Quando se fala em inteligência artificial, muita gente ainda imagina algo distante. Parece coisa da China, da Suíça, de São Paulo, ou no máximo, de algum laboratório dentro do Instituto Caldeira ou da Tecnopuc, em Porto Alegre. Esses espaços, de fato, têm seu papel. Mas o que pouca gente percebe é que soluções inovadoras também estão nascendo dentro das favelas e periferias do Rio Grande do Sul.
E não como promessa futura, mas como realidade.

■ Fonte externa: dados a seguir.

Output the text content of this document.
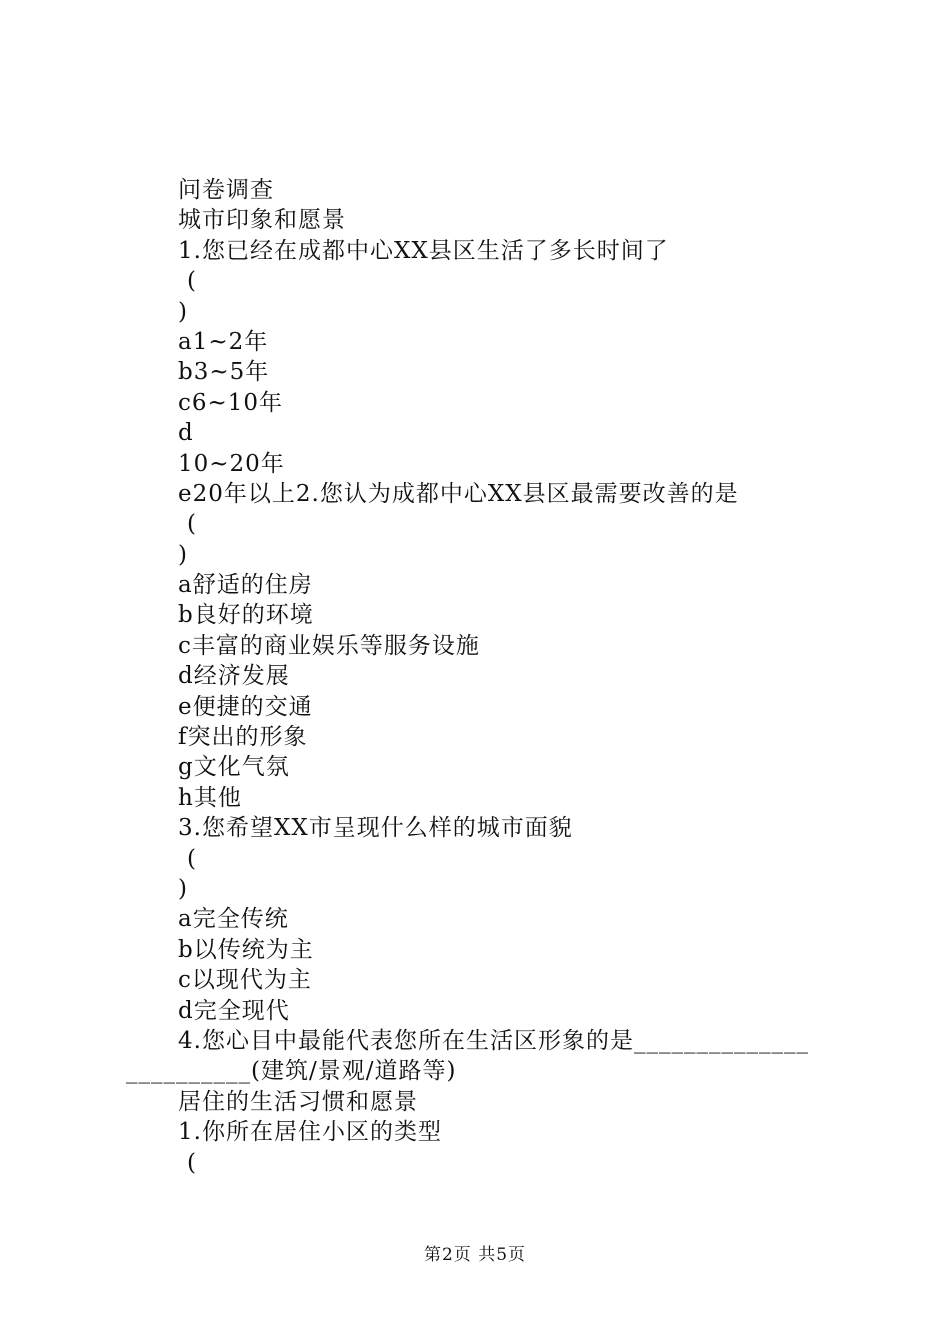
问卷调查
城市印象和愿景
1.您已经在成都中心XX县区生活了多长时间了
(
)
a1~2年
b3~5年
c6~10年
d
10~20年
e20年以上2.您认为成都中心XX县区最需要改善的是
(
)
a舒适的住房
b良好的环境
c丰富的商业娱乐等服务设施
d经济发展
e便捷的交通
f突出的形象
g文化气氛
h其他
3.您希望XX市呈现什么样的城市面貌
(
)
a完全传统
b以传统为主
c以现代为主
d完全现代
4.您心目中最能代表您所在生活区形象的是______________
__________(建筑/景观/道路等)
居住的生活习惯和愿景
1.你所在居住小区的类型
(
第2页 共5页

Já imaginou uma inteligência artificial que ajude pequenos empreendedores diretamente pelo WhatsApp? Que oriente, organize ideias, sugira caminhos e fortaleça negócios de quem está começando? Essa solução já existe e vem da Restinga. A iniciativa liderada por Roberta Capitão mostra como a tecnologia pode ser acessível, prática e conectada com as necessidades reais da periferia. A PerifaTech surge como um exemplo concreto de como a IA pode democratizar oportunidades e impulsionar o empreendedorismo local.
— Eu acredito que a inteligência artificial só faz sentido quando chega em quem mais precisa, na ponta. E quem está na ponta são as pessoas, principalmente quem empreende na periferia e muitas vezes não tem acesso à informação de forma simples. A tecnologia precisa fazer sentido na vida real — diz Roberta Capitão, CEO da startup.
E não para por aí.
Na Bom Jesus, outra potência vem ganhando forma. À frente está Miro Silva, com a Persepólis, um projeto que une inteligência artificial, formação em games e capacitação tecnológica para jovens da comunidade. Mais do que ensinar ferramentas, a iniciativa forma criadores, desenvolvedores e protagonistas de uma nova economia digital.
Esses movimentos mostram que a favela, a periferia, não está apenas consumindo tecnologia – está produzindo, inovando e apontando caminhos.
Há 1 ano, estive em um evento global de inteligência artificial na Suíça, o IA For Good e pude acompanhar de perto o avanço dessa indústria pelo mundo. De lá para cá, muitas soluções surgiram, em diferentes países e contextos. Mas talvez uma das mais potentes esteja justamente onde poucos ainda olham: nas periferias.
A tecnologia quando encontra propósito, território e gente que conhece a própria realidade deixa de ser tendência e passa a ser transformação.